The timing of eruptions coincides with the end-Permian mass extinction recorded in marine faunas such as the decline of trilobites, radiations and losses among brachiopods, and turnover in terrestrial vertebrate assemblages including basal therapsids and early archosaurs studied by paleontologists at Field Museum, Natural History Museum, London, and Paleontological Institute (Moscow). Palynological, conodont, and ammonoid turnovers documented by teams from University of Vienna, University of Zurich, and Yale University align with biodiversity loss patterns compiled by the Paleobiology Database and synthesis works from Stanford University and University of Chicago. Hypotheses linking volcanism to extinction involve synergistic stressors—warming, acidification, anoxia, and toxin release—explored in experimental and modeling studies at Max Planck Institute for Evolutionary Anthropology, University of Kansas, and Monash University.
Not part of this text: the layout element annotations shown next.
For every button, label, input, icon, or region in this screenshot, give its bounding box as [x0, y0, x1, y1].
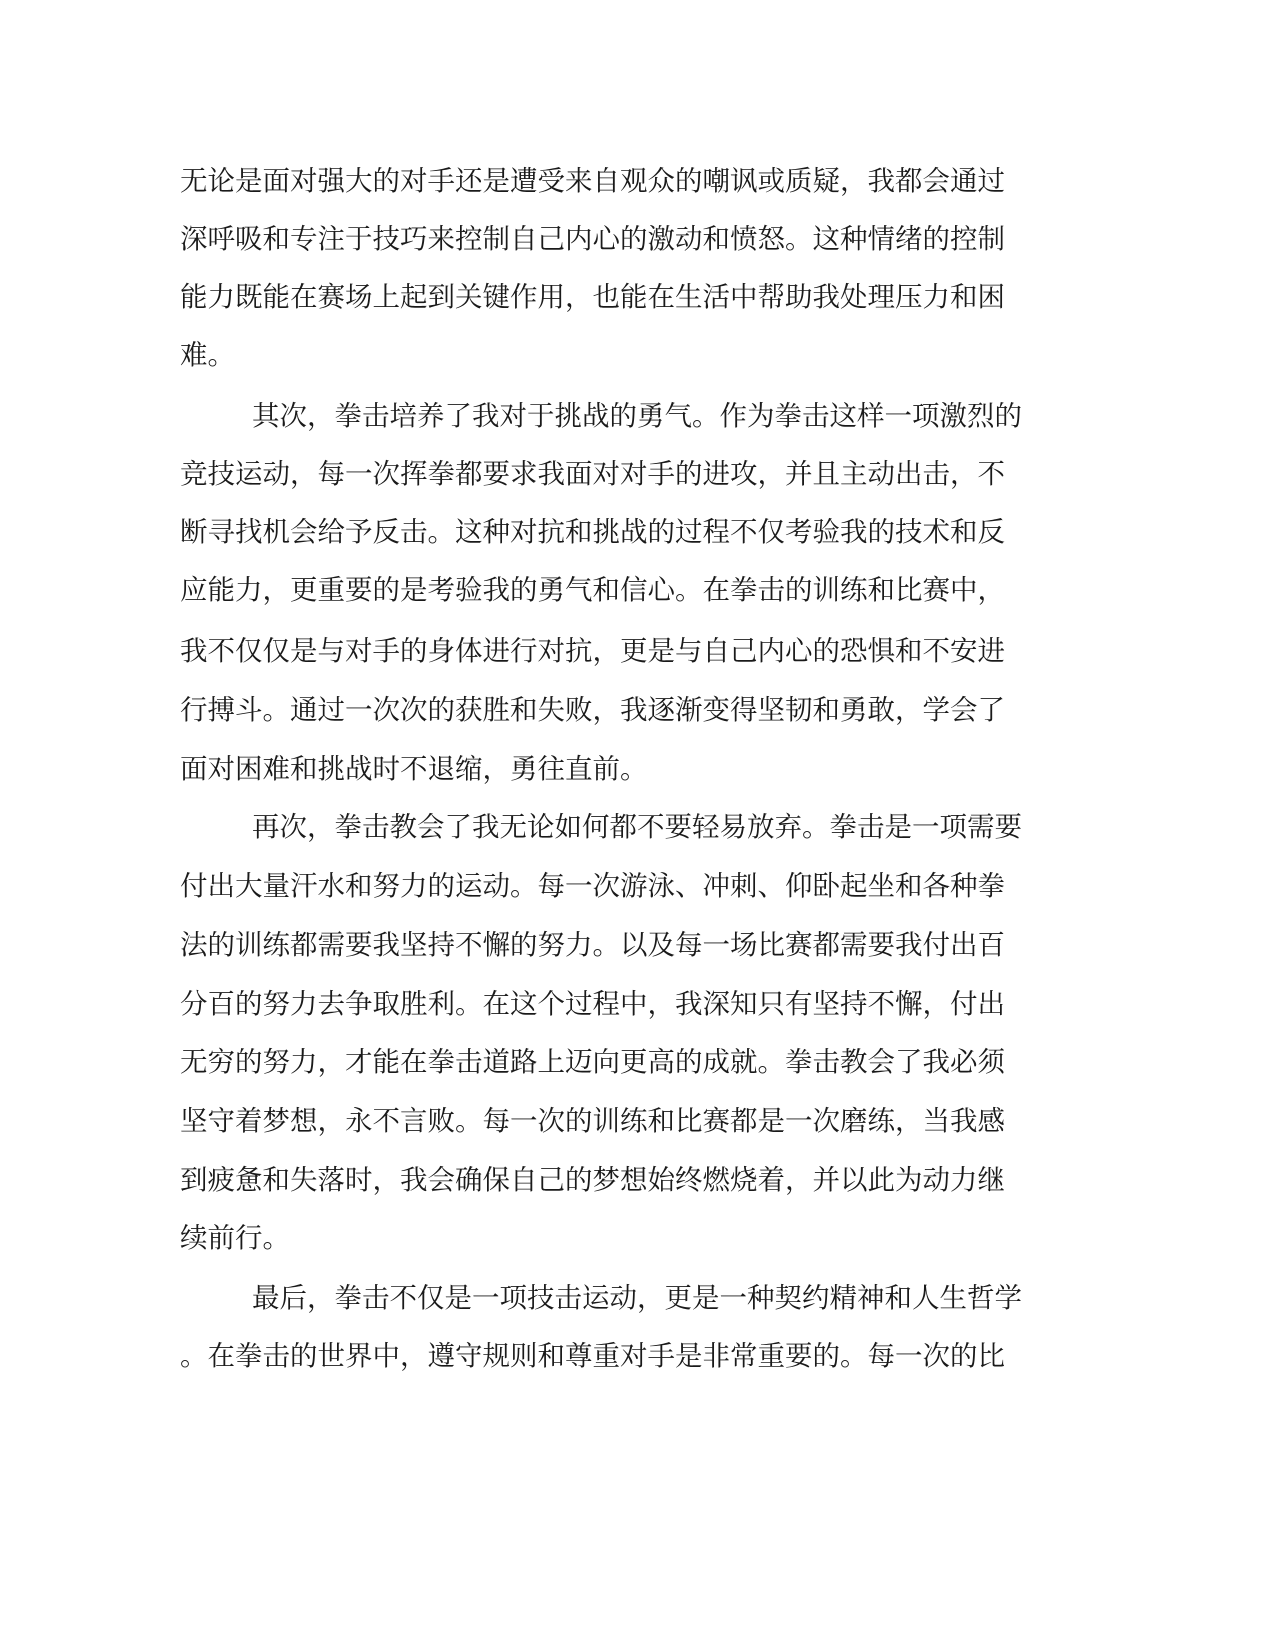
text-line: 最后，拳击不仅是一项技击运动，更是一种契约精神和人生哲学	[252, 1282, 1022, 1314]
text-line: 。在拳击的世界中，遵守规则和尊重对手是非常重要的。每一次的比	[180, 1340, 1005, 1372]
text-line: 应能力，更重要的是考验我的勇气和信心。在拳击的训练和比赛中，	[180, 574, 1005, 606]
text-line: 续前行。	[180, 1222, 290, 1254]
text-line: 无穷的努力，才能在拳击道路上迈向更高的成就。拳击教会了我必须	[180, 1046, 1005, 1078]
text-line: 付出大量汗水和努力的运动。每一次游泳、冲刺、仰卧起坐和各种拳	[180, 870, 1005, 902]
text-line: 分百的努力去争取胜利。在这个过程中，我深知只有坚持不懈，付出	[180, 988, 1005, 1020]
text-line: 再次，拳击教会了我无论如何都不要轻易放弃。拳击是一项需要	[252, 811, 1022, 843]
text-line: 能力既能在赛场上起到关键作用，也能在生活中帮助我处理压力和困	[180, 281, 1005, 313]
text-line: 难。	[180, 339, 235, 371]
text-line: 竞技运动，每一次挥拳都要求我面对对手的进攻，并且主动出击，不	[180, 458, 1005, 490]
text-line: 深呼吸和专注于技巧来控制自己内心的激动和愤怒。这种情绪的控制	[180, 223, 1005, 255]
text-line: 法的训练都需要我坚持不懈的努力。以及每一场比赛都需要我付出百	[180, 929, 1005, 961]
text-line: 我不仅仅是与对手的身体进行对抗，更是与自己内心的恐惧和不安进	[180, 635, 1005, 667]
text-line: 坚守着梦想，永不言败。每一次的训练和比赛都是一次磨练，当我感	[180, 1105, 1005, 1137]
text-line: 到疲惫和失落时，我会确保自己的梦想始终燃烧着，并以此为动力继	[180, 1164, 1005, 1196]
text-line: 其次，拳击培养了我对于挑战的勇气。作为拳击这样一项激烈的	[252, 400, 1022, 432]
text-line: 面对困难和挑战时不退缩，勇往直前。	[180, 753, 648, 785]
text-line: 断寻找机会给予反击。这种对抗和挑战的过程不仅考验我的技术和反	[180, 516, 1005, 548]
text-line: 无论是面对强大的对手还是遭受来自观众的嘲讽或质疑，我都会通过	[180, 165, 1005, 197]
text-line: 行搏斗。通过一次次的获胜和失败，我逐渐变得坚韧和勇敢，学会了	[180, 694, 1005, 726]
Magmatic processes produced world-class mineralization proximate to Norilsk, including nickel, copper, and platinum-group element deposits exploited by Norilsk Nickel and studied by economic geologists at Imperial College London and Sverdlovsk Mining Institute. Contact metamorphism of organic-rich sediments contributed to hydrocarbon maturation in basins such as the West Siberian Basin, evaluated by petroleum geoscientists at Rosneft, Gazprom Neft, and Baker Hughes. Strategic metals and sulfide ores linked to the province influence regional infrastructure projects involving the Trans-Siberian Railway corridor and extraction policies overseen by the Ministry of Natural Resources and Environment (Russia). Ongoing exploration and environmental management research involves collaborations among Norwegian University of Science and Technology, University of Alberta, and Russian academic centers.